In a statement released on Wednesday, the international advocacy group said those held risked sexual abuse at the hands of their captors and called on the United Nations peacekeepers and the CAR government to act.
“Holding civilians captive, killing children, and sexually enslaving women and girls are shocking tactics by these anti-Balaka and amount to war crimes,” said Lewis Mudge, Africa researcher at Human Rights Watch.
"UN peacekeepers and government officials who have already taken bold steps to free one group of ethnic Fulani should urgently intervene to free the others and arrest their captors."
The Fulani, one of the most widely dispersed and culturally diverse ethnic groups of Africa are bound together by the common language of Fulfulde, as well as by some basic elements of Fulbe culture, such as the pulaaku, a code of conduct common to all Fulani groups.
HRW's statement on Wednesday comes three days after the UN said they had rescued 21 nomadic Muslim herders from militias in the country's west. At the time, the UN said that up to 100 more were still being held.
The herders were captured about a year ago near the town of Yaloke during religious violence unleashed after Muslim Seleka rebels seized power in the majority Christian country in 2013, provoking a backlash from local militia groups.
A spokeswoman for the UN refugees agency (UNHCR) said the two men, six women and 13 children had been freed after negotiations involving the UN peacekeeping mission (MINUSCA) and local authorities.
"Three of the six women were raped and are in a state of shock, totally traumatised," said Dalia Alachi, spokeswoman for UNHCR.
HRW said on Wednesday that members of one family told the group of their 14 months in captivity in Pondo, a village in the southwest.

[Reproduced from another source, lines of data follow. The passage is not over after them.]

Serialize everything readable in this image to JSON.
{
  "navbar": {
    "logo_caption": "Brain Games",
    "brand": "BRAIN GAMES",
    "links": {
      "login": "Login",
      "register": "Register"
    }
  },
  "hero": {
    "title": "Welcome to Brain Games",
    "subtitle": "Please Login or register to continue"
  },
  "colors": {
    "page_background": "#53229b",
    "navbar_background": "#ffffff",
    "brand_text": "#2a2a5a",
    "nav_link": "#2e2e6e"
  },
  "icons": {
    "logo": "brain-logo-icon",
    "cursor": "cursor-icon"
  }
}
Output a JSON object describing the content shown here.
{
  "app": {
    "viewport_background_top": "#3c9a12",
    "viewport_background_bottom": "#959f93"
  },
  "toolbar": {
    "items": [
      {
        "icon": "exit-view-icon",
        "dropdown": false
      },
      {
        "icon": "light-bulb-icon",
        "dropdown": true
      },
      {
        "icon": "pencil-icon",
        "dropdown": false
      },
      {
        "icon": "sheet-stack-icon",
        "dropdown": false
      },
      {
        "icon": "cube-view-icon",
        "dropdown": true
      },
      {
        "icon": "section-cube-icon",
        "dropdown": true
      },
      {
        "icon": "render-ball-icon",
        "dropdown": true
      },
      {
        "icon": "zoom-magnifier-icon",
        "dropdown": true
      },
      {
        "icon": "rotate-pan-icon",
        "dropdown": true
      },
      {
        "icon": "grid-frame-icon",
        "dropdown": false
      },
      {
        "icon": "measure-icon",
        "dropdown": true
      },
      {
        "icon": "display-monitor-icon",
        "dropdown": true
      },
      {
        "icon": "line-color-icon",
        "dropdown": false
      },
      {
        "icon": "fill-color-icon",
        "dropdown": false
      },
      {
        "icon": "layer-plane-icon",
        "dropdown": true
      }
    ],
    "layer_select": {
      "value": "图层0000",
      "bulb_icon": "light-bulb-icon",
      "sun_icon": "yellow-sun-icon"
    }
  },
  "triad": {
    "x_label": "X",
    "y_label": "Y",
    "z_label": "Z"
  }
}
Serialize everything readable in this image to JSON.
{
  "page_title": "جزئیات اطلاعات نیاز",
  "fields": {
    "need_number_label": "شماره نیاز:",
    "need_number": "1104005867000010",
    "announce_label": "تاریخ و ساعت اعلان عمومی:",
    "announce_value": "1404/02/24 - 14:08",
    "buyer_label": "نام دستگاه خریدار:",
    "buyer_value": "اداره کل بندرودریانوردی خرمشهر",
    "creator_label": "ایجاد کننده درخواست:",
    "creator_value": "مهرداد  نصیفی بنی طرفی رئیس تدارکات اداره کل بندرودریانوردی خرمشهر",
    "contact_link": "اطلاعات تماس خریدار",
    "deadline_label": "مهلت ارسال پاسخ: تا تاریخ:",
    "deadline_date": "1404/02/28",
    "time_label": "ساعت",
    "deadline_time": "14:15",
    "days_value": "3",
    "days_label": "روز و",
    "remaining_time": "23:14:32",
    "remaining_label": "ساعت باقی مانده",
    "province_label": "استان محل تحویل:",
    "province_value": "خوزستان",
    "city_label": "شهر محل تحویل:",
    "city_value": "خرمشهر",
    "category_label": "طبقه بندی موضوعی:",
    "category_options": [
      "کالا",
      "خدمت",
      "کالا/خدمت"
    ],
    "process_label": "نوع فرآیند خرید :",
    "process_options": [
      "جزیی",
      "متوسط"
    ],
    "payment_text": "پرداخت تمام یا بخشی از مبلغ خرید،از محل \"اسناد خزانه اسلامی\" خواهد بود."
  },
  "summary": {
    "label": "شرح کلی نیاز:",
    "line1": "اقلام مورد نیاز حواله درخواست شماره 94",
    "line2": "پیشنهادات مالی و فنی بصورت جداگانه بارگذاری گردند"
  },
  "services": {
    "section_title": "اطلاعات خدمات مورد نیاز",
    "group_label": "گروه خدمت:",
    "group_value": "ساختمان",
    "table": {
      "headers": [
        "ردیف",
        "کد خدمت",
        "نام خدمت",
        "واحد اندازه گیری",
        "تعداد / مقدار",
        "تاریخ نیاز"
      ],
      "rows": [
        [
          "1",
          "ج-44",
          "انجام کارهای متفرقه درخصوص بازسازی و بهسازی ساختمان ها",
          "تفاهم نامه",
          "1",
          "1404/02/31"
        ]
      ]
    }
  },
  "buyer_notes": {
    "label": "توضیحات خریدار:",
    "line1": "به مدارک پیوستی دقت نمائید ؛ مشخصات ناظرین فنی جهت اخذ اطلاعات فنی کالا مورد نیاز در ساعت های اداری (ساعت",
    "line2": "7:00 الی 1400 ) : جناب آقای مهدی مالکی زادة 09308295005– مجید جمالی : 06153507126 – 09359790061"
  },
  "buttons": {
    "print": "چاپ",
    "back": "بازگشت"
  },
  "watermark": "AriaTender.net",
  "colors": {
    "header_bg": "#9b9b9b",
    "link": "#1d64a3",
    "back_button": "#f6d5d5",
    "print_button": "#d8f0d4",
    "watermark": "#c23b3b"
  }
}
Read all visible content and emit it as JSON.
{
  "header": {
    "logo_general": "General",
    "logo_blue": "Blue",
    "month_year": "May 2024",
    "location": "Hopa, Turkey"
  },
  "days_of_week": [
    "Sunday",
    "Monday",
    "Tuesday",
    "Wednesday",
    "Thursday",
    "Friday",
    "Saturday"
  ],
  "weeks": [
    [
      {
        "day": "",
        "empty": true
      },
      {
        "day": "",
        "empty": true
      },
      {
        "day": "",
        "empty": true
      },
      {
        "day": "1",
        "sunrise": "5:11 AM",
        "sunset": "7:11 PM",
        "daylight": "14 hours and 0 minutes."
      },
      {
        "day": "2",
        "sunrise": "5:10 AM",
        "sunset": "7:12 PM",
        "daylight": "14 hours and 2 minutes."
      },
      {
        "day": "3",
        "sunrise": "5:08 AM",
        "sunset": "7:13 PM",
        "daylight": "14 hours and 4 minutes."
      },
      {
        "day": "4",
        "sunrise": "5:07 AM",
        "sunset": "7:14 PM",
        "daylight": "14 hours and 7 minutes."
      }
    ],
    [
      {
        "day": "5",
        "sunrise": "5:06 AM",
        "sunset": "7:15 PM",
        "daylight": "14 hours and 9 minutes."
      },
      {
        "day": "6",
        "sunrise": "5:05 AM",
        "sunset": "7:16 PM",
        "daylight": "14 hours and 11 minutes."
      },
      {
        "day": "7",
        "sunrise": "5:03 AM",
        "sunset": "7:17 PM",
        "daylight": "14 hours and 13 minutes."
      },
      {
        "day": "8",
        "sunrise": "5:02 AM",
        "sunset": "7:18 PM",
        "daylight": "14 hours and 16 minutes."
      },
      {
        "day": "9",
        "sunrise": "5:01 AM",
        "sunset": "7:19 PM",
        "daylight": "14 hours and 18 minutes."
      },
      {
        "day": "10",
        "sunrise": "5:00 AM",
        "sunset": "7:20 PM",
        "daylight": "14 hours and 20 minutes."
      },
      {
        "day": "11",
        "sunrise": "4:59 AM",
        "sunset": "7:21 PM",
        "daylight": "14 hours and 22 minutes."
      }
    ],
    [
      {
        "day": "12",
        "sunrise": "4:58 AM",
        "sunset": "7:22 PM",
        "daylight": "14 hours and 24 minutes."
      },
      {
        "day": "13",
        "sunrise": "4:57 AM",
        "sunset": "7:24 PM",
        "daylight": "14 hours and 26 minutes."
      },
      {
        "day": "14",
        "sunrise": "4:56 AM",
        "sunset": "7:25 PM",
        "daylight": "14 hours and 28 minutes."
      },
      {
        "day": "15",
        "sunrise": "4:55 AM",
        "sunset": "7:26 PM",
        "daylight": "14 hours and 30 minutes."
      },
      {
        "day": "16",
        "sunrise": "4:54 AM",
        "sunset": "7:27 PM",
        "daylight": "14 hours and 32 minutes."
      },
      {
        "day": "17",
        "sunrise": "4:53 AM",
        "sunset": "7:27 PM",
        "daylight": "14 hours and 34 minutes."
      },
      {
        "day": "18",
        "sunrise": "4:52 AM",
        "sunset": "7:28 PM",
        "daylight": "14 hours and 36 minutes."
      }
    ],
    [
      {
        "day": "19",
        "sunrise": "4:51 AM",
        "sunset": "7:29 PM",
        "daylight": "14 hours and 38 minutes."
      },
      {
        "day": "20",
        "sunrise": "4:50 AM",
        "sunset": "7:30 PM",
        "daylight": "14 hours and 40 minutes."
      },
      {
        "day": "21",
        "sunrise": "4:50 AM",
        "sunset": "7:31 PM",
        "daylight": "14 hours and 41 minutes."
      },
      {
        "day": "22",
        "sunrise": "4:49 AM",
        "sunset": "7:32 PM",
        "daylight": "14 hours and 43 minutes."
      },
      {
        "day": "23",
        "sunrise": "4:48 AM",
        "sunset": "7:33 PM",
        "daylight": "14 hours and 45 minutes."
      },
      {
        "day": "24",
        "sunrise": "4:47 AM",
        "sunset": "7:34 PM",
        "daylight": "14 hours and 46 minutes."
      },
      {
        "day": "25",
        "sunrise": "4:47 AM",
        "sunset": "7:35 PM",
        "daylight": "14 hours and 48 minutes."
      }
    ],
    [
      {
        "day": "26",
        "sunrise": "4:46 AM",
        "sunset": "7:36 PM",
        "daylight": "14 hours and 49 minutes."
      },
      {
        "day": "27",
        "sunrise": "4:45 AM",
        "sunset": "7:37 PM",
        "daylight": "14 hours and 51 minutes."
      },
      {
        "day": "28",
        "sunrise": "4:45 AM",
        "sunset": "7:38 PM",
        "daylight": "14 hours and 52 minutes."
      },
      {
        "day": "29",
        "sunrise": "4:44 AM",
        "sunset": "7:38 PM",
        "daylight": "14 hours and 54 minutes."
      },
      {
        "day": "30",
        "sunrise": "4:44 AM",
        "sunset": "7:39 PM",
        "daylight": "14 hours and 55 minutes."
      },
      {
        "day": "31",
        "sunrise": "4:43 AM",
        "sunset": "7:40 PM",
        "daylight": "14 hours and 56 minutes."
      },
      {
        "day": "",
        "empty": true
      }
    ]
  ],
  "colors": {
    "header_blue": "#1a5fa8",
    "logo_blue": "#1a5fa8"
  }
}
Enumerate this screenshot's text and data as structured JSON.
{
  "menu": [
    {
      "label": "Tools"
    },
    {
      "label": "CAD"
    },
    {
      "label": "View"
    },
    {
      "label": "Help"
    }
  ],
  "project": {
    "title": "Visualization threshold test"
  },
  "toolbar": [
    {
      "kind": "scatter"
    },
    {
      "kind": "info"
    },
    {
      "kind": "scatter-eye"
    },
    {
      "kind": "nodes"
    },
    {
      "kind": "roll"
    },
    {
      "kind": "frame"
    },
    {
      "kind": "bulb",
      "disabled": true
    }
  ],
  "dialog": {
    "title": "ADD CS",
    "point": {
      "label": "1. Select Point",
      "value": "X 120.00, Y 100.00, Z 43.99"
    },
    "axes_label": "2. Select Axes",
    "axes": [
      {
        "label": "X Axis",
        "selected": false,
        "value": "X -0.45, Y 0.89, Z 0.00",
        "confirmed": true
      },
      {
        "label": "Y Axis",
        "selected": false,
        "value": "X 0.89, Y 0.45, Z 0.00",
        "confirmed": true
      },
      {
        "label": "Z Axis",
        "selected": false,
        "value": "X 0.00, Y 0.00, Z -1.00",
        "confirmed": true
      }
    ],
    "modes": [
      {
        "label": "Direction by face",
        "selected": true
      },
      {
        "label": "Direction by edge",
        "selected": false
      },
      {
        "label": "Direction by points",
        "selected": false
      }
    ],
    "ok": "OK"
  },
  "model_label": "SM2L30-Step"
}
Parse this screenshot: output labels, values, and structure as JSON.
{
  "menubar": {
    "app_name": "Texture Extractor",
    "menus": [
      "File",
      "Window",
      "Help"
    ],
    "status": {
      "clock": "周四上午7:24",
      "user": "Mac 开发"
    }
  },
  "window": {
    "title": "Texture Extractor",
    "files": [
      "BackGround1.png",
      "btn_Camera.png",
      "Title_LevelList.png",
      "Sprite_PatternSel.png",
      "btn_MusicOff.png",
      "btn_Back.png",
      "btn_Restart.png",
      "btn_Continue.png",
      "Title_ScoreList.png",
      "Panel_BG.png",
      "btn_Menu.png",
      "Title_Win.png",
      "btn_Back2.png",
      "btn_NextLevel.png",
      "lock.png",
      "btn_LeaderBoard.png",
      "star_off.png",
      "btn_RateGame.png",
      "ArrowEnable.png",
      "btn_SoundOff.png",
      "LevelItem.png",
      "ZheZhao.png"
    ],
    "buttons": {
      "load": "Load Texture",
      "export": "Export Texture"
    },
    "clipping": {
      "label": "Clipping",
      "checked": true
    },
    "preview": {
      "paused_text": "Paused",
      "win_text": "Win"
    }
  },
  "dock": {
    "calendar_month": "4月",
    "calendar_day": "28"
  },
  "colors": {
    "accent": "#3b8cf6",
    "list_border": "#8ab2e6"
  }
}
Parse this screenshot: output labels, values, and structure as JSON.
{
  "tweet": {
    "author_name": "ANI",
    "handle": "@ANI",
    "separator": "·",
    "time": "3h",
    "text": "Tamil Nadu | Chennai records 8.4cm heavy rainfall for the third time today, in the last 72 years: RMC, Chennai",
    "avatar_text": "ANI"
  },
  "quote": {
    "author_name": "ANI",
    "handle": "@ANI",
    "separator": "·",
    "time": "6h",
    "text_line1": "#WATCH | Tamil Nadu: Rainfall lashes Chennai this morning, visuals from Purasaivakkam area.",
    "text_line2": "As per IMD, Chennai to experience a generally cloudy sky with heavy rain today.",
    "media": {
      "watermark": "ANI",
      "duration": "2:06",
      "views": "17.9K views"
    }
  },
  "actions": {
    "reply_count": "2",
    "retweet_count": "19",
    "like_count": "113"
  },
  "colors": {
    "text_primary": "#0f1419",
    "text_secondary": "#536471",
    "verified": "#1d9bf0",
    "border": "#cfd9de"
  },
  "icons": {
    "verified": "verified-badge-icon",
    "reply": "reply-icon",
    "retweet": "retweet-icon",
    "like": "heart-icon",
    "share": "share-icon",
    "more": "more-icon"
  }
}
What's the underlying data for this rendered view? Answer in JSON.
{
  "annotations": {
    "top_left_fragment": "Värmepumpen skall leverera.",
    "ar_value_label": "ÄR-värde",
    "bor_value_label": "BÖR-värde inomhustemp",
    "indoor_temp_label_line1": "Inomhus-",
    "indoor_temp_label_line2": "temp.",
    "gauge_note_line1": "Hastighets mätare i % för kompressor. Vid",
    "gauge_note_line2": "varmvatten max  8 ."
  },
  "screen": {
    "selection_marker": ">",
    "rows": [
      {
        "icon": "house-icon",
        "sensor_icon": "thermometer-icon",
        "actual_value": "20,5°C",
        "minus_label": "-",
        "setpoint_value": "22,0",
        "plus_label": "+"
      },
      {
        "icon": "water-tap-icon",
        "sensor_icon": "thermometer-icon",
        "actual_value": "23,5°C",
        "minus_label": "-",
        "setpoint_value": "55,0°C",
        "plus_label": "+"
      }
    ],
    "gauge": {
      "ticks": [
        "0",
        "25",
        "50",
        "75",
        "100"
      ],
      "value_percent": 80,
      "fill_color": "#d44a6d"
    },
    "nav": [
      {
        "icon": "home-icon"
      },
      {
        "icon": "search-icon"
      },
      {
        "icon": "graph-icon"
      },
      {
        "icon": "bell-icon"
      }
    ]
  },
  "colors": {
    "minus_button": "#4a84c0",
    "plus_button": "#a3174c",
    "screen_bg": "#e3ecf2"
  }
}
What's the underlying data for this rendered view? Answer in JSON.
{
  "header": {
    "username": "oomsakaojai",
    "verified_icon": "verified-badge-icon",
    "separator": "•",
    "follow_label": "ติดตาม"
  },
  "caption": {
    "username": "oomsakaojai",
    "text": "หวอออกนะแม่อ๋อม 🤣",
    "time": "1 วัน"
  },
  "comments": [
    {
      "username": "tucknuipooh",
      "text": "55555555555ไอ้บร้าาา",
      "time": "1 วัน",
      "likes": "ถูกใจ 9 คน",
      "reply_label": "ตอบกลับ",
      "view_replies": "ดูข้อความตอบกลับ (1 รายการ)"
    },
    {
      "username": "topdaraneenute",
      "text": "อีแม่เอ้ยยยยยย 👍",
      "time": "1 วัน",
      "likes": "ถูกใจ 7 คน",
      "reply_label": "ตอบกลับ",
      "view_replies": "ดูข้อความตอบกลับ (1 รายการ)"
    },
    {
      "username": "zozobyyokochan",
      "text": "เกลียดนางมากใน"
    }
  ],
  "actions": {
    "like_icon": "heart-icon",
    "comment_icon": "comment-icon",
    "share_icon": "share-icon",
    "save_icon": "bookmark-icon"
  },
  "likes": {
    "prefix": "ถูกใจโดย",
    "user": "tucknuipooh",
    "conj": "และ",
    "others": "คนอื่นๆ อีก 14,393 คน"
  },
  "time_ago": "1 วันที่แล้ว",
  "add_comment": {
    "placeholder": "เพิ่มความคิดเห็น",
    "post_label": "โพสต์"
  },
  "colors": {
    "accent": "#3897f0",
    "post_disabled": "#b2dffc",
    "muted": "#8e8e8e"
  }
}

The anti-Balaka killed two boys, aged about 6 and 7, and raped three young women and girls, one of whom became ill and died in captivity. Her year-old baby died of malnutrition.
Thirteen surviving members of the family were released on April 4 and 5 following the intervention of local authorities and the UN peacekeeping mission in the country.
The anti-Balaka are an armed group who have killed and targeted thousands of Muslims since 2013.
Despite an improving situation in some towns of Central African Republic, Alachi said simmering violence persisted in rural areas, with most of the abuses going undocumented.